David Quantick points out Grandaddy are serious men; their beards are "those of gaoteed artists rather than surfing wasters."

Had Friends been British, suggests David Hepworth, "by the end of season two, one of the characters would have got spectacuarly drunk and messily disgraced themselves in public, embraced a strange religion or changed sex." Not sure we can think of too many brit coms with sex changes in - there was Slap where the bloke pretended to be a woman, but beyond that...

The Bjork peice is too long and too flat; she's so busy trying to stress there's nothing extraordinary about her, she more or less proves her point.

the nme comes with condoms, which is a bit like Amputee Monthly offering free mittens as a covermount. There's also a nasty looking chocolate and guarana bar and a free festival guide (that's a guide to festivals which comes free, not ones you don't have to pay to get into).The guide warns you to avoid shagging on a glasto leyline as "one of you will get pregnant" - beware, then, boys...

nme proper has the polyphonic spree on the cover (the equivalent, we guess, of BBC2 filling summer schedules up with Fawlty Towers); pictures which prove The Strokes are making a new album and The Coral cheerily taking a forty grand loss on their New Brighton mini-fest on the chin - in the same week someone paid USD350 000 to sing with Coldplay in New York.

Starsailor are back. Did you notice they'd gone?

Sanctuary have snapped up Spiritualized, The Polyphonics have signed up with Disney's Hollywood Records and the Cooper Temple Clause have got, um, Gruey from kids TV in their new video.

AC/DC want to bring a musical version of the story of Helen of Troy to the stage while apparently Ozzy wants to do one about Rasputin. Having seen Mr Osbourne on ITV last week, we seriously doubt if he could manage to get through the lyrics of Ra-Ra-Rasputin (lover of the Russian Queen) without help.

Emily Eavis chooses ten tracks for her ideal CD - Stone Roses, Sigur Ros and Hank Williams. We have a really soft spot for Emily Eavis, you know.

Why are the Blueskins called the Blueskins? Because we use Blue Skins, they reply.

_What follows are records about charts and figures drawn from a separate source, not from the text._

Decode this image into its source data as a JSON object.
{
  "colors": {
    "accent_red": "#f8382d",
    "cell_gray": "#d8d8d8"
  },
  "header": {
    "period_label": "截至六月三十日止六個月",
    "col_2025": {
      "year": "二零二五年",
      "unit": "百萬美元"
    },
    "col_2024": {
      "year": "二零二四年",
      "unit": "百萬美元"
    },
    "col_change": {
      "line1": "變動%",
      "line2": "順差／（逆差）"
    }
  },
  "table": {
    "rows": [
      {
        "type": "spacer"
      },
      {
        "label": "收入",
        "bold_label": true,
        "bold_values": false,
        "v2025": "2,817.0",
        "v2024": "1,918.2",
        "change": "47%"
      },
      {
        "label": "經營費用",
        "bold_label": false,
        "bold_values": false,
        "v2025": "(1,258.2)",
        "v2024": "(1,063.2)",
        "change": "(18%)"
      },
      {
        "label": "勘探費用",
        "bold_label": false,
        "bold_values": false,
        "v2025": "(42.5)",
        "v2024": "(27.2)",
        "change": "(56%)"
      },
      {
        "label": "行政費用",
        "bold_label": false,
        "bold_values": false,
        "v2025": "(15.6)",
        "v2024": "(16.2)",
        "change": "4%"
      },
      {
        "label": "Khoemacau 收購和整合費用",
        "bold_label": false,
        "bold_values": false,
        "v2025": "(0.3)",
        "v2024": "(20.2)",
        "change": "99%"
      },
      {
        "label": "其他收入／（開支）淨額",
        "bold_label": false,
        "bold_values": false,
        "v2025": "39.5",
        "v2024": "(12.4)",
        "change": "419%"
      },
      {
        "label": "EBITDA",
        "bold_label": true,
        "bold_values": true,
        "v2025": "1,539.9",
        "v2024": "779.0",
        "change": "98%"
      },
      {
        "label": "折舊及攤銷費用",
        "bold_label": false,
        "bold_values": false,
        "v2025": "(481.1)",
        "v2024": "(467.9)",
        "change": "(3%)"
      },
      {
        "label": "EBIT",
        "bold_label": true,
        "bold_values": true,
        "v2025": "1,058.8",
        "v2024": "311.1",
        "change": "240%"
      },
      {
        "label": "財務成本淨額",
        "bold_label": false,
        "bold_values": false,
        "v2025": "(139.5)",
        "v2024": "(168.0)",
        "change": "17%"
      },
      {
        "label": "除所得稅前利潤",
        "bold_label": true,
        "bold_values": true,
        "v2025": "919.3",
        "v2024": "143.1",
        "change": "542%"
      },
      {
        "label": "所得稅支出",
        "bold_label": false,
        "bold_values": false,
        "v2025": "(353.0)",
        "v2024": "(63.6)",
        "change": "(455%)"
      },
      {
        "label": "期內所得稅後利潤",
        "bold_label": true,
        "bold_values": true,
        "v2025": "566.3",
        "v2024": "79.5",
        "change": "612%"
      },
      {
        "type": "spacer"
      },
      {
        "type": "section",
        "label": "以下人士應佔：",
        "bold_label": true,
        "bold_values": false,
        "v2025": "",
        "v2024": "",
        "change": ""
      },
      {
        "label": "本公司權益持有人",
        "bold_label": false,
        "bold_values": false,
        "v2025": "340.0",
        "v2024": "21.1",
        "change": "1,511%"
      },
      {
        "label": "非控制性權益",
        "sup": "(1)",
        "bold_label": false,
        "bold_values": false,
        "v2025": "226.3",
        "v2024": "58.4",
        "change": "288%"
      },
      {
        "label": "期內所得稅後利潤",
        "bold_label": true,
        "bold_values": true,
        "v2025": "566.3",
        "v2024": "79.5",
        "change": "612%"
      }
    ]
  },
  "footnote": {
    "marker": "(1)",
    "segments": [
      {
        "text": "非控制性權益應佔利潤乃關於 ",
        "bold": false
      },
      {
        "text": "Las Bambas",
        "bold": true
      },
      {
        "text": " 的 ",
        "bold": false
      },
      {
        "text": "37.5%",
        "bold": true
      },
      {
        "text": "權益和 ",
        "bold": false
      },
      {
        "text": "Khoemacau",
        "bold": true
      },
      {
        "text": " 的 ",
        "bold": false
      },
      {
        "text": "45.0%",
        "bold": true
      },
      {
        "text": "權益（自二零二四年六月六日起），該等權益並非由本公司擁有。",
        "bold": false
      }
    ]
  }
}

Much of the rest of the issue is just standard Glasto-wank, actually - Have Radio 4 ever dropped their drugs in a toilet? Would Interpol trust the burgers? - which is notable because they can't even be arsed to do full interviews with the bands, and so wedge three or four together into each featurette.

reviews
albums
kings of leon - youth and young manhood - "they are to 2003 what oasis were to 1994 and the strokes were to 2001", 9
marlowe - a day in july - "heart-tugging", 7
the thrills - so much for the city - "at times ... sounds like Bluetones after too long in the tanning salon",7
califone - quicksand/cradlesnakes - "free jazz meets country. results as expected", 3

singles
sotw - 50 cent - 21 questions - "tarty, like it's your birthday"
ladytron - evil - "first, they enslave the human race. Then they learn how to shag"
s club 8 - fool no more - "mere nonce fodder"

live
eminem - hamburg AOL Arena - "little more than the angry Justin Timberlake"
metallica - paris - three shows in one day - "if we hear another second, we will kill with our bare hands"

and, finally: the advert for the DVD release of Live Forever, the Britpop fly on the wall, announces itself thus: "all those discussions you've ever had - 'wouldn't it be great if...' - well, thats what happened in the 90's. 'If' happened." Sadly, not 'If' as in schoolboys with guns, or even Socks proving that it was all about the fish. Indeed, I'm not sure how much anyone had ever sat up late saying "Wouldn't it be great if, just as a bunch of ambisexualist pretty boys started to get people to take notice and realise how transcendent guitar pop can be, a bunch of monobrowed clodhoppers pushed their way to the front and redefined Dreampop into a grey, Laddish Thud?" The DVD promises twenty minutes of a video diary by an Oasis covers band, and thinks this is an extra, special feature. Right.